In der Diskussion über die Kontinuität von Gesellschaftsstrukturen, die aus der ersten Jahrhunderthälfte in die beiden deutschen Staaten hineinragen und diese, wenn auch in unterschiedlichem Ausmaß, prägten, hat die Frage nach den DDR-Eliten jüngst an Gewicht gewonnen.
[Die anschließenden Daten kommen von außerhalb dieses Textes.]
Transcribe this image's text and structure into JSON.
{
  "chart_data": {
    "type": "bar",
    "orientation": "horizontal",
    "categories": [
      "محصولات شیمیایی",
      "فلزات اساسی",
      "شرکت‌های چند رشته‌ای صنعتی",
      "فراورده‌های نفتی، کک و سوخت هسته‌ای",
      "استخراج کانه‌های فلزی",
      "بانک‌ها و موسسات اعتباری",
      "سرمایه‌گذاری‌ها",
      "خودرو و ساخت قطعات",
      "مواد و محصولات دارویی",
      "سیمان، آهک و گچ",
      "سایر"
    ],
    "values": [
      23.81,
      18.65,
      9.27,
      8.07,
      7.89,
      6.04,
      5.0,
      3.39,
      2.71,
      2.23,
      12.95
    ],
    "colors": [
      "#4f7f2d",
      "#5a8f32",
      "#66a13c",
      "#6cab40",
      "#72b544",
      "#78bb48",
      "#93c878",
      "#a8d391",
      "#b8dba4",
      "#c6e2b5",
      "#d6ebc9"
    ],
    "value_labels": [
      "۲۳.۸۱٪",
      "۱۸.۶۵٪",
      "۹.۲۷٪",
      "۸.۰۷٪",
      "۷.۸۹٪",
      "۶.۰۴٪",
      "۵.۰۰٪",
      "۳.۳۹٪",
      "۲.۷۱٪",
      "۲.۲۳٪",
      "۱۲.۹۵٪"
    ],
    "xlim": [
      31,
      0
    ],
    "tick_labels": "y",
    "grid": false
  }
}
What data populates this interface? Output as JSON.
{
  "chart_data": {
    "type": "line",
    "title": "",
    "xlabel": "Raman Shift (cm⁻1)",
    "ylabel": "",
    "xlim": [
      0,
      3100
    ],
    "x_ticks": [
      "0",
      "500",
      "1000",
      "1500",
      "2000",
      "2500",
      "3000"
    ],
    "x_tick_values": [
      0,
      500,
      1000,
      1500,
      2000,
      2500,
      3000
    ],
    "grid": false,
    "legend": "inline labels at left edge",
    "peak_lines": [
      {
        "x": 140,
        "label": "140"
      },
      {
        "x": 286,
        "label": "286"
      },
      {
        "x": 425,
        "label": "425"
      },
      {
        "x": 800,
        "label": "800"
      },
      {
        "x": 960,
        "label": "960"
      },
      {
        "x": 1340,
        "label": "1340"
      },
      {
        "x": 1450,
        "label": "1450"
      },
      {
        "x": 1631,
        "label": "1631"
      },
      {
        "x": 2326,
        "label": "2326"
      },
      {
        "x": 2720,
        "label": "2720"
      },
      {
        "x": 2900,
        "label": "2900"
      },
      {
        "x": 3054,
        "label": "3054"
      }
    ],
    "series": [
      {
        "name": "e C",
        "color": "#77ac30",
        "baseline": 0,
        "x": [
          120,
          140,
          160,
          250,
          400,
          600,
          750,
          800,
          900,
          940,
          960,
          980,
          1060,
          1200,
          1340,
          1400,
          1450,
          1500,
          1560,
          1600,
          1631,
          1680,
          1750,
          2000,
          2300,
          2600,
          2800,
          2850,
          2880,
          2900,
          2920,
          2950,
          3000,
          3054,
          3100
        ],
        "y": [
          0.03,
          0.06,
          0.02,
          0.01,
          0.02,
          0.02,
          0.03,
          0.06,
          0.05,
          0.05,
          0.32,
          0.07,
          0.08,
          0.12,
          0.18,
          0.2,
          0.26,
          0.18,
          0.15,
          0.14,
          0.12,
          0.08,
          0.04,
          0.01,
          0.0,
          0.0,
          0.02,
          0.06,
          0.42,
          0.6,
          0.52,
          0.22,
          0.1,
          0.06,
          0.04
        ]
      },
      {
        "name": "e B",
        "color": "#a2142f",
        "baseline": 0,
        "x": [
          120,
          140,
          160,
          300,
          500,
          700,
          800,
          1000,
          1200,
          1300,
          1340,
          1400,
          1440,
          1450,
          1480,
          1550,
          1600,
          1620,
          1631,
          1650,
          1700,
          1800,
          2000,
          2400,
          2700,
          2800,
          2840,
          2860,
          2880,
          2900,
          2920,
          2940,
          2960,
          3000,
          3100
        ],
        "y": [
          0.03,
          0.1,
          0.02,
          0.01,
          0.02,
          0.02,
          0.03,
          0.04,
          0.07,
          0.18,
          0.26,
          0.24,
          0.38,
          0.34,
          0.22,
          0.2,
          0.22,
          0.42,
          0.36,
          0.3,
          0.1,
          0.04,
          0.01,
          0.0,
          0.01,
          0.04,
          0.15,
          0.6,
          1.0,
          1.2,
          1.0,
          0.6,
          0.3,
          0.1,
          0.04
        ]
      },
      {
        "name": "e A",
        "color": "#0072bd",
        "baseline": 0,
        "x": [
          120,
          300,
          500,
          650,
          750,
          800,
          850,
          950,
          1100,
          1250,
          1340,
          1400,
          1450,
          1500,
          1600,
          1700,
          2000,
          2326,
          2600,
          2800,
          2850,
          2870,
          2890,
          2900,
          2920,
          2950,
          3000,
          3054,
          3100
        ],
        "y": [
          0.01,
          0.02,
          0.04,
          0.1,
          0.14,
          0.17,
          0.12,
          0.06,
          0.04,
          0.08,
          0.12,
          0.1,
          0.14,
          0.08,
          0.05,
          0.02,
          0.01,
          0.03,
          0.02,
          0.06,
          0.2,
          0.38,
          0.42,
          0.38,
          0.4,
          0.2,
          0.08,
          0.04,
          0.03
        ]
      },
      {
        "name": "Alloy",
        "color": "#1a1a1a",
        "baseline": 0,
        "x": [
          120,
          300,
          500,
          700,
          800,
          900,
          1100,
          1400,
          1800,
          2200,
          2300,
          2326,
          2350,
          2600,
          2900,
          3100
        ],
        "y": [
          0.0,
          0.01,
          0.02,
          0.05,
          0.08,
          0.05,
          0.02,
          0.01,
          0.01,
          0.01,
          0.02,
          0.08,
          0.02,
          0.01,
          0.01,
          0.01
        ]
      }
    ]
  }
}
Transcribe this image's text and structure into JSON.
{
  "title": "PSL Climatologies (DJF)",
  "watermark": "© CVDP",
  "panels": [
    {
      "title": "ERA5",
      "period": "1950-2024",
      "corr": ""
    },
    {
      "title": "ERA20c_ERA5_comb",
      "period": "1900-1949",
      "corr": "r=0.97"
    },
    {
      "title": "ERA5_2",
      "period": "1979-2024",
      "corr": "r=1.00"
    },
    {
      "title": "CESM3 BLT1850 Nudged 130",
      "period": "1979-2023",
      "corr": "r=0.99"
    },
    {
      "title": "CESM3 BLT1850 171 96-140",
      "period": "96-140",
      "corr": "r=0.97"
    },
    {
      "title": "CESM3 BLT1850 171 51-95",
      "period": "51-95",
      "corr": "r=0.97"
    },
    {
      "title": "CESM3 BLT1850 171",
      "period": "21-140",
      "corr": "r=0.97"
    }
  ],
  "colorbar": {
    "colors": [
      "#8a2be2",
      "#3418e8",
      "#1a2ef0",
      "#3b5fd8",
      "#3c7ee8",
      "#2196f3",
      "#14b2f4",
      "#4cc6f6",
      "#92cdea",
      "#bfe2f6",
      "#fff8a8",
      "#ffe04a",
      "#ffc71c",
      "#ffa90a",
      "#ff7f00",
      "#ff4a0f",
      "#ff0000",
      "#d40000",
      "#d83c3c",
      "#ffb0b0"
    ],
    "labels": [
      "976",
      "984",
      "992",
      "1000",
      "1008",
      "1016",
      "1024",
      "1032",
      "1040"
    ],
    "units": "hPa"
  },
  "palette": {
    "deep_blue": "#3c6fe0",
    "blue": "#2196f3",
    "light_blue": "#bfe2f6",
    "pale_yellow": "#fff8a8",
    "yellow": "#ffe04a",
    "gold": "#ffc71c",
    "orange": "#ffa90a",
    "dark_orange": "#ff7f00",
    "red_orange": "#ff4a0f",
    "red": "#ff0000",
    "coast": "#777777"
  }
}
Standen zuvor ausschließlich die unter dem Blickwinkel einer retrospektiven Aufarbeitung des Nationalsozialismus problematisierten Kontinuitätslinien der Eliten in Westdeutschland im Mittelpunkt eines langsam gewachsenen zeitgeschichtlichen Interesses, kann seit 1990 auf ungleich besserer Quellengrundlage gefragt werden, wie es damit in der DDR bestellt war. In der westdeutschen Historiographie bestand schon länger ein Konsens darüber, daß es hier - anders als in der frühen Bundesrepublik - einen vollständigen Bruch für die maßgeblichen Karrieren in der Verwaltung, nicht jedoch in der Wirtschaft gegeben hat. Aber trotz aller Unterschiede gab es auch Parallelentwicklungen. Zu stark ähnelten sich die personellen Ausgangsbedingungen, als daß anzunehmen wäre, die in der Bundesrepublik anzutreffende Kontinuität in den Basisstrukturen der öffentlichen Verwaltung und in der Wirtschaft hätte keine Entsprechung auf östlicher Seite gefunden.